Impossible à résumer, ce texte foisonnant explore le gouffre qui se crée lorsque le père disparaît, laissant derrière lui des enfants « orphelinés » et une veuve « manchée », si explorée qu’elle s’est enfermée dans une robe de bois privée de bras, comme dans un cercueil. Présentée dans sa forme intégrale, la pièce durerait probablement 4 ou 5 heures. Lapointe en a fait une version d’une heure et demie, en se concentrant sur les personnages principaux : la mère, les enfants et les belles-sœurs indiscrètes et envahissantes. Ici, ce qui compte, ce sont les mots, par eux-mêmes, la parole à la fois comme moteur et comme thérapie. Ainsi, les personnages ne dialoguent pas vraiment mais racontent et se racontent, dans une langue bien à eux, mêlant néologismes et élans poétiques. Bouchard les nomme d’ailleurs des « persons », traduisant ainsi leur vocation d’émetteurs sonores.
Épreuve initiatique
La proposition de Lapointe est extrêmement solide et force l’admiration. Costumes, lumières, musique et emploi des caméras, tout ici est parfaitement cohérent, et conçu pour nous plonger dans un univers singulier et grotesque, à la limite du délire fiévreux. Il émerge de l’ensemble un sentiment de malaise et de fascination morbide qui nous suit longtemps après la fin du spectacle. Les costumes signés Virginie Leclerc sont particulièrement réussis et méritent une mention spéciale.

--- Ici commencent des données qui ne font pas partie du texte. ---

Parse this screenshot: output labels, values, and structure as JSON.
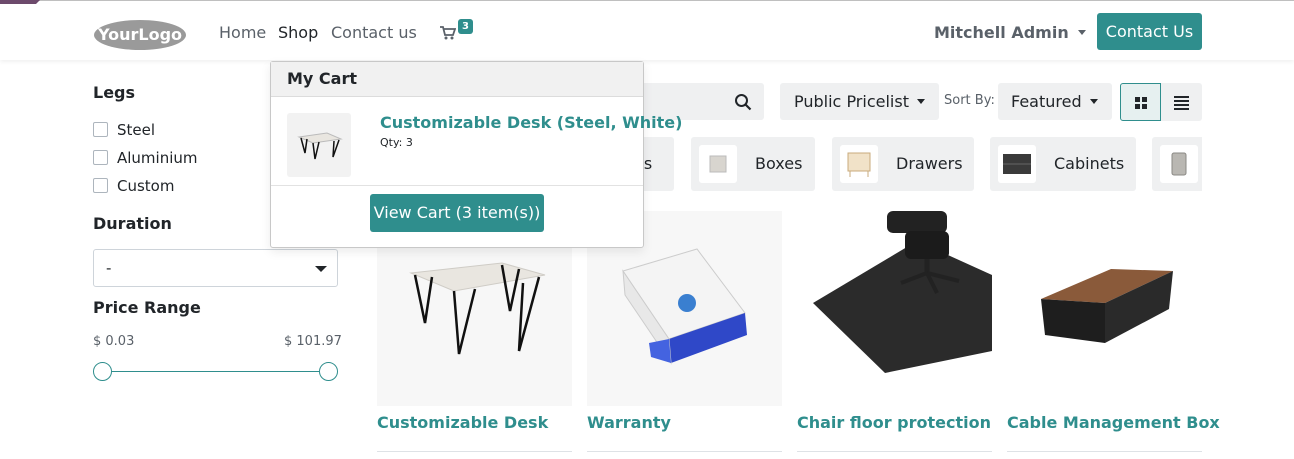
{
  "header": {
    "logo_text": "YourLogo",
    "nav": [
      "Home",
      "Shop",
      "Contact us"
    ],
    "active_nav": "Shop",
    "cart_count": "3",
    "user_name": "Mitchell Admin",
    "contact_button": "Contact Us"
  },
  "sidebar": {
    "legs_title": "Legs",
    "legs_options": [
      "Steel",
      "Aluminium",
      "Custom"
    ],
    "duration_title": "Duration",
    "duration_value": "-",
    "price_title": "Price Range",
    "price_min": "$ 0.03",
    "price_max": "$ 101.97",
    "price_slider": {
      "min_value": 0.03,
      "max_value": 101.97,
      "low_fraction": 0.0,
      "high_fraction": 1.0
    }
  },
  "toolbar": {
    "pricelist": "Public Pricelist",
    "sort_label": "Sort By:",
    "sort_value": "Featured"
  },
  "categories": [
    "es",
    "Boxes",
    "Drawers",
    "Cabinets"
  ],
  "products": [
    {
      "name": "Customizable Desk"
    },
    {
      "name": "Warranty"
    },
    {
      "name": "Chair floor protection"
    },
    {
      "name": "Cable Management Box"
    }
  ],
  "cart_popup": {
    "title": "My Cart",
    "item_name": "Customizable Desk (Steel, White)",
    "item_qty": "Qty: 3",
    "view_cart_button": "View Cart (3 item(s))"
  },
  "colors": {
    "primary": "#2f8e8d",
    "corner": "#6d4a6c",
    "chip_bg": "#eff0f1"
  }
}
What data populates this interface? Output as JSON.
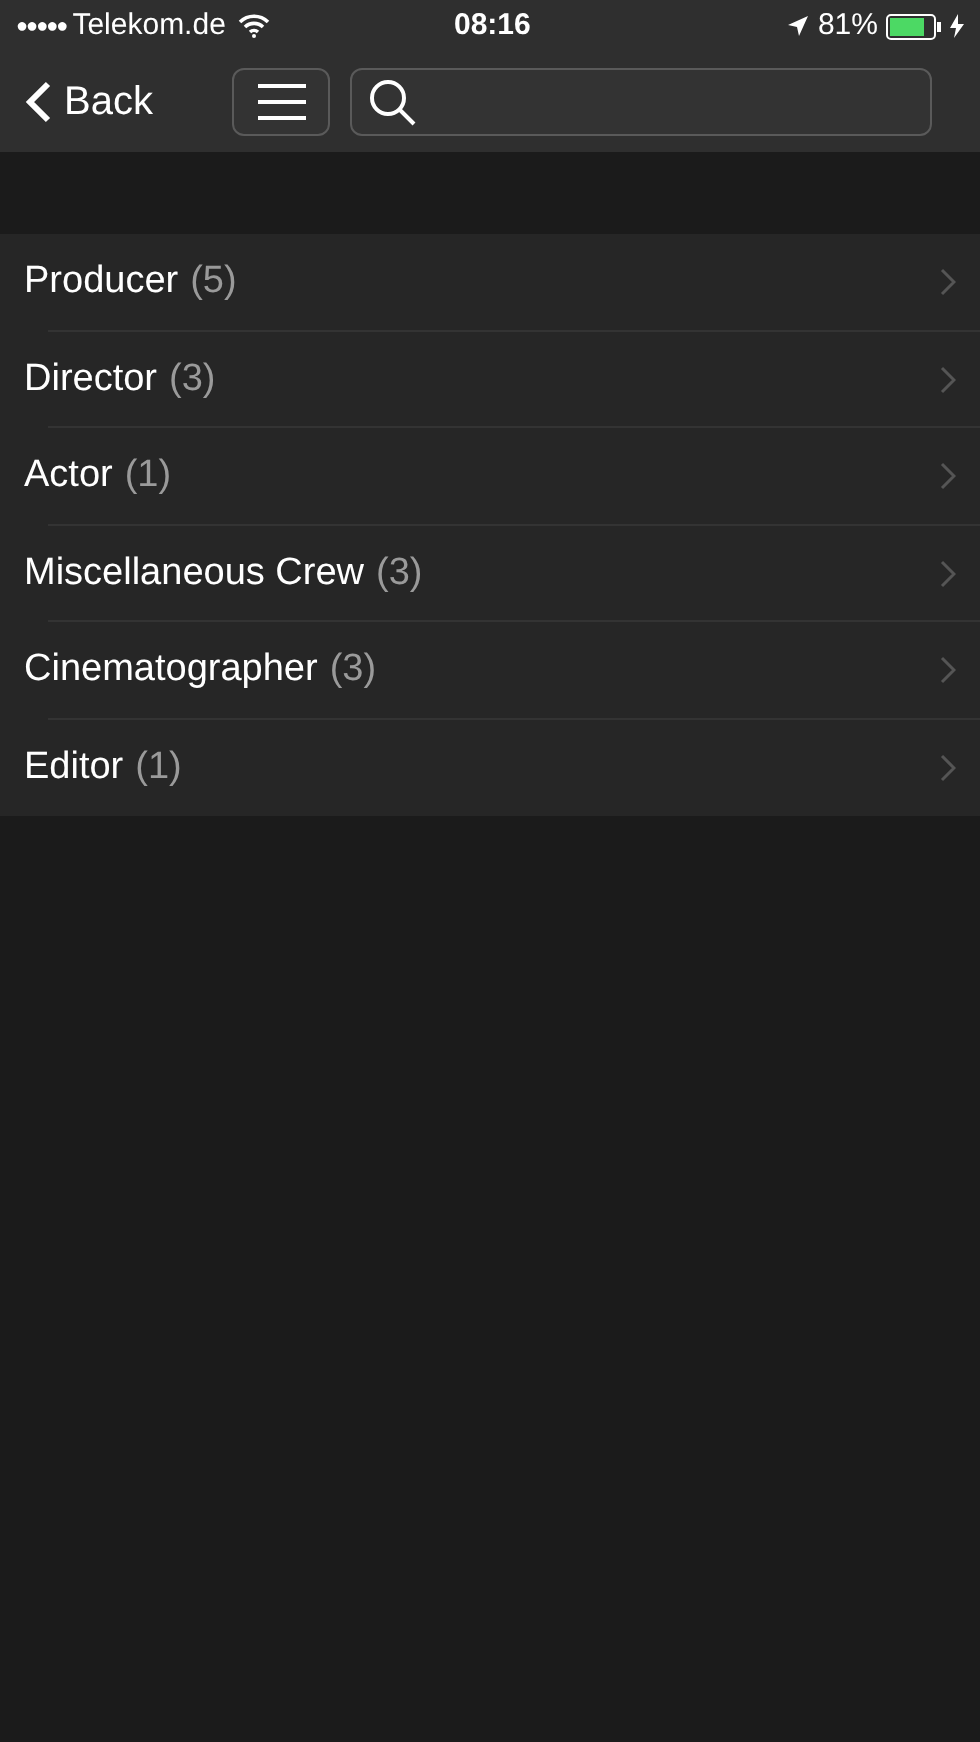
{
  "status_bar": {
    "signal_dots": "●●●●●",
    "carrier": "Telekom.de",
    "time": "08:16",
    "battery": "81%"
  },
  "nav": {
    "back": "Back"
  },
  "list": [
    {
      "label": "Producer",
      "count": "(5)"
    },
    {
      "label": "Director",
      "count": "(3)"
    },
    {
      "label": "Actor",
      "count": "(1)"
    },
    {
      "label": "Miscellaneous Crew",
      "count": "(3)"
    },
    {
      "label": "Cinematographer",
      "count": "(3)"
    },
    {
      "label": "Editor",
      "count": "(1)"
    }
  ]
}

Il faut saluer les interprètes, qui se sont magistralement approprié le texte et nous le livrent avec une énergie sans faille. Tandis que la veuve manchée (Lise Castonguay) est immobile, le corps entier caché sous une magnifique robe de copeaux, les autres s’agitent la tête dissimulée sous des perruques et des masques lisses qui leur donnent des airs de poupées cauchemardesques.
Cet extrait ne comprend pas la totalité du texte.